Wading through the deluge of information and political messaging ahead of an election is hard enough. When you add in fake Twitter accounts that try to manipulate what you see, it gets even more complicated.
But while bots attract a lot of attention and stoke fear, researchers say the actual threat is overblown, and that they’re only one part of a bigger system aimed at manipulating opinion online.
“There’s a lot of attention on bots as the central cause of our media woes,” said Fenwick McKelvey, an assistant professor at Montreal’s Concordia University who researches social media platforms. “Bots are, at best, a small part of it.”
Twitter bots are automated accounts run by software instead of human beings and programmed to automatically tweet, retweet, like and follow other accounts. They’re not always malicious. Some bots are programmed to be helpful, like the account YK Climate Watch, which automatically tweets anomalies in temperature and precipitation in Yellowknife to track the impacts of climate change.
The bots you’ve probably heard the most about are ones that are designed to impersonate people in order to boost certain tweets, accounts or topics. These bots certainly exist, but they may not be as powerful as they sound.
“I don’t think we should dismiss it, but I think it’s a little bit overblown,” said John Gray, the CEO and co-founder of Mentionmapp Analytics, a social media data company.
Gray has researched bot activity on Twitter during the Alberta and Ontario elections, as with political hashtags like #cdnpoli and #Trudeaumustgo. He said typically 20 to 30 per cent of accounts participating in these Twitter conversations are “suspicious,” meaning they show signs of bot-like behaviour. One of those signs is tweeting more than 72 times per day on average, seven days a week.
But conclusively identifying a bot is challenging, even for experts, Gray said. And measuring the influence of bots is even more so.
There are behaviours we can observe where bots, or other inauthentic accounts, attempt to manipulate online conversations. Dozens of bots might retweet or reply to a particular tweet, making it appear to be more popular than it really is. Bots or fake accounts might also tweet under certain hashtags in order to try to sway the conversation there into more divisive topics.

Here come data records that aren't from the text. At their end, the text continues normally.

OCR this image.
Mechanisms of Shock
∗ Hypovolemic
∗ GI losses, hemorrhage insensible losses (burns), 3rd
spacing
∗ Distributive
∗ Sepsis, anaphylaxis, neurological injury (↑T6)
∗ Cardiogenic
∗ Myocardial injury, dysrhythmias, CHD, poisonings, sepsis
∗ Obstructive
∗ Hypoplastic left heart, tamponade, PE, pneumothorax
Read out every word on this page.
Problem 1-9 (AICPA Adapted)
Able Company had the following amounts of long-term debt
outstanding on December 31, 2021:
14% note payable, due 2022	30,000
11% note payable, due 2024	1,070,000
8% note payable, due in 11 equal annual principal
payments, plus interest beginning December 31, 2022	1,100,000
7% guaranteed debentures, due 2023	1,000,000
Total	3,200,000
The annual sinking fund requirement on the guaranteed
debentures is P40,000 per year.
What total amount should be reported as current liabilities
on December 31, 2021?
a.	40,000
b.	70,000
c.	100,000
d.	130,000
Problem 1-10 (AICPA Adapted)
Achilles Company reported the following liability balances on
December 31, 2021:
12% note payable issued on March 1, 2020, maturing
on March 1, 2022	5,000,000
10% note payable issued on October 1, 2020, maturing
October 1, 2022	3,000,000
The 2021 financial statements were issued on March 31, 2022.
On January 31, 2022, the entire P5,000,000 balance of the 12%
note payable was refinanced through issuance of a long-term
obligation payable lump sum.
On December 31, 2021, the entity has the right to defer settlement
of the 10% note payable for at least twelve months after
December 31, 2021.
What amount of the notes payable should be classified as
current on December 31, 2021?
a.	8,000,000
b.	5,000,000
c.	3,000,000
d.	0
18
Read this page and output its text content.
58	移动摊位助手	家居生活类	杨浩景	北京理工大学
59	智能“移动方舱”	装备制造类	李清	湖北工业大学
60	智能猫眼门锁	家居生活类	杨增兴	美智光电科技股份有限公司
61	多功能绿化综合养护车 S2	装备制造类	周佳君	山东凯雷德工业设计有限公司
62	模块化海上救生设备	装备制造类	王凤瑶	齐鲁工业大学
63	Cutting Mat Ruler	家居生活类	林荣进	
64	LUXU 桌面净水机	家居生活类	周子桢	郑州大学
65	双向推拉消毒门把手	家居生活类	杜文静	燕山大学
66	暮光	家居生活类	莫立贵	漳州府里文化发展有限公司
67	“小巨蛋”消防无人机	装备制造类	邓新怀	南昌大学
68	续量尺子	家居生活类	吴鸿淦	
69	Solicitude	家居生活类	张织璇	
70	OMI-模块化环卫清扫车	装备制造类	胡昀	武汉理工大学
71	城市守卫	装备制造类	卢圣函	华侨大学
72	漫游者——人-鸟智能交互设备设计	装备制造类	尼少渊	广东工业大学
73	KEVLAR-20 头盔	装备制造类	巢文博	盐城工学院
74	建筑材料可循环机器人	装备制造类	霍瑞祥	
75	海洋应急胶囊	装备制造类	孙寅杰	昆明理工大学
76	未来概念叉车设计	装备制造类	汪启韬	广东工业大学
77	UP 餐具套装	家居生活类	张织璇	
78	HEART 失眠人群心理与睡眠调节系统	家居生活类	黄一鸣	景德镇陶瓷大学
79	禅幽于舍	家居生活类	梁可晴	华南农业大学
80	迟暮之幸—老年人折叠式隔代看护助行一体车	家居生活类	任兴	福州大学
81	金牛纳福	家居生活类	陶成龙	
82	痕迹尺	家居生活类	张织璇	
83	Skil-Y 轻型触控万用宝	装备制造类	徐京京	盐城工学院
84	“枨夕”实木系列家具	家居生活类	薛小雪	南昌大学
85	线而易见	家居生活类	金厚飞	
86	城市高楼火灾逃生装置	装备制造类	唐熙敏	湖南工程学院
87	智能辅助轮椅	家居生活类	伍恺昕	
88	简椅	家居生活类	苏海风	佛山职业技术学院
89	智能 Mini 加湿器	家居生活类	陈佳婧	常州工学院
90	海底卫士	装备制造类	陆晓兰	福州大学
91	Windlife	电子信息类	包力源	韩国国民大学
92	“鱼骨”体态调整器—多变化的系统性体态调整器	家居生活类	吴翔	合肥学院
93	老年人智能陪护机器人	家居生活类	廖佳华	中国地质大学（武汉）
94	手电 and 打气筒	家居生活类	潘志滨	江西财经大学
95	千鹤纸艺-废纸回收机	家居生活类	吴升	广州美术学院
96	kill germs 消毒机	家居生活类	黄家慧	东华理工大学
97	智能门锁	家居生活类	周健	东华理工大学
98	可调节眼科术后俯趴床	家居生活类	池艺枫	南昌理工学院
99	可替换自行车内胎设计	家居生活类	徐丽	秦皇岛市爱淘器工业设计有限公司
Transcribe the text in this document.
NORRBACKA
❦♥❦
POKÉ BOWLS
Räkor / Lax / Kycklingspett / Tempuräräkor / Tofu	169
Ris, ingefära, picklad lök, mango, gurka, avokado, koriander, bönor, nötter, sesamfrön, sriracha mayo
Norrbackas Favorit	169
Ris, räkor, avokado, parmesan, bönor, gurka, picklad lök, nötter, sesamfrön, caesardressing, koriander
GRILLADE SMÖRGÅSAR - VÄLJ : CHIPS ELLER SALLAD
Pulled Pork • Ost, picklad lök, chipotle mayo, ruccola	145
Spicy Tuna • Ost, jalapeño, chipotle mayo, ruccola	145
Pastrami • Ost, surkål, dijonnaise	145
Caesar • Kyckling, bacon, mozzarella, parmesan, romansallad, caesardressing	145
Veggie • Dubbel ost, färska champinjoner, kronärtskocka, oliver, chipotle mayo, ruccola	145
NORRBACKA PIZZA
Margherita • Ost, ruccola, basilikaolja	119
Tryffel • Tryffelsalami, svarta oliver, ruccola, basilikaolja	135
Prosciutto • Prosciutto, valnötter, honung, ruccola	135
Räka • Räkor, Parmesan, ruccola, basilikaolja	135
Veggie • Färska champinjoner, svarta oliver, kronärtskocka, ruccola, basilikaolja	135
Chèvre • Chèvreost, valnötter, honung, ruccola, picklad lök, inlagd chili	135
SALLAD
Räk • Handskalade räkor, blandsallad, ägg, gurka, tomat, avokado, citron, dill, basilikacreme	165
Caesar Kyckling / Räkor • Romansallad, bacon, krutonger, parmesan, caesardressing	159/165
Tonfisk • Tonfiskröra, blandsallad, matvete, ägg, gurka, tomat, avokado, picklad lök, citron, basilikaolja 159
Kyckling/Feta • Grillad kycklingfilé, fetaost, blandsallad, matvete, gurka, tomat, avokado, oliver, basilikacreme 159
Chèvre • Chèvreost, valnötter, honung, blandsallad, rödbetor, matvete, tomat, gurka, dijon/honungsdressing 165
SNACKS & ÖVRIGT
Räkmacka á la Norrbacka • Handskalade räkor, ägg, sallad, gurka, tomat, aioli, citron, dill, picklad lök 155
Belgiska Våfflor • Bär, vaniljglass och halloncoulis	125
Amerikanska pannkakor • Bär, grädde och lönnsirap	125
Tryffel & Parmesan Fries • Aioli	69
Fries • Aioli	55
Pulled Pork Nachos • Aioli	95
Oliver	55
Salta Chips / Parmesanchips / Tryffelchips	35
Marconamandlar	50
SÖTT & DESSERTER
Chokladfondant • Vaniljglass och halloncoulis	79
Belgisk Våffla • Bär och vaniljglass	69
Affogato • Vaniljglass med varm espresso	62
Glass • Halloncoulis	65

In fact, it’s something that was documented to have happened in the last Canadian federal election, when Twitter accounts suspected of having links to Russia and Iran attempted to inflame debate on issues like pipelines and immigration.
But its impossible to measure whether those campaigns have an impact on how real people behave or think, Gray said.
“I don’t believe we can actually talk about impact,” Gray said. “We don’t have the research. We don’t have the data, and I don’t even know if we have the right questions to ask about the impact.”
Bots and #TrudeauMustGo
A recent example of the rising concern over the threat of bots is the debate that followed a trending hashtag: #TrudeauMustGo. In mid-July, the hashtag was trending on Twitter in Canada, and The National Observer reported that some of the accounts tweeting the hashtag showed evidence of automation, such as tweeting at excessively high rates. Some of the accounts identified were later removed by Twitter.
Many Twitter users interpreted the story to mean that bots had caused the hashtag to trend. In response, users who oppose Trudeau began using the hashtag #NotABot, along with #TrudeauMustGo, to challenge the idea that bots played a role in the hashtag’s popularity. A spokesperson from Twitter said the accounts removed weren’t responsible for making the hashtag trend.
“Our initial investigation has not found evidence of bot activity amplifying the #TrudeauMustGo hashtag,” said Michele Austin, head of government and public policy for Twitter Canada. “These were driven by organic, authentic conversation.”
Twitter’s trending hashtags are determined by an algorithm, which considers not only the number of tweets, but also the period of time over which those tweets are sent, and the number of different users tweeting the hashtag, according to the site.
But the specifics of how a trending topic is determined aren’t publicly known, which is part of why it’s difficult to measure the influence of bots, McKelvey said.
“I don’t know how Twitter makes trends. They have an explanation about it, but there’s concerns in general about the transparency,” McKelvey said. “It’s moments like this where you have a lot of uncertainty, which creates room for these competing interpretations.”
Twitter has made efforts to improve transparency, including releasing archives of accountsidentified as potential foreign election interference operatives. It also provides access to its API to researchers, and is constantly improving its ability to identify, track, and disable inauthentic accounts that violate its terms of service.
“We have a team dedicated to monitoring inauthentic and spam activity for the Canadian election and it’s something that we will be banning if we see it happen,” Austin said. “We do take these issues very, very seriously. The public conversation is never more important than during an election.”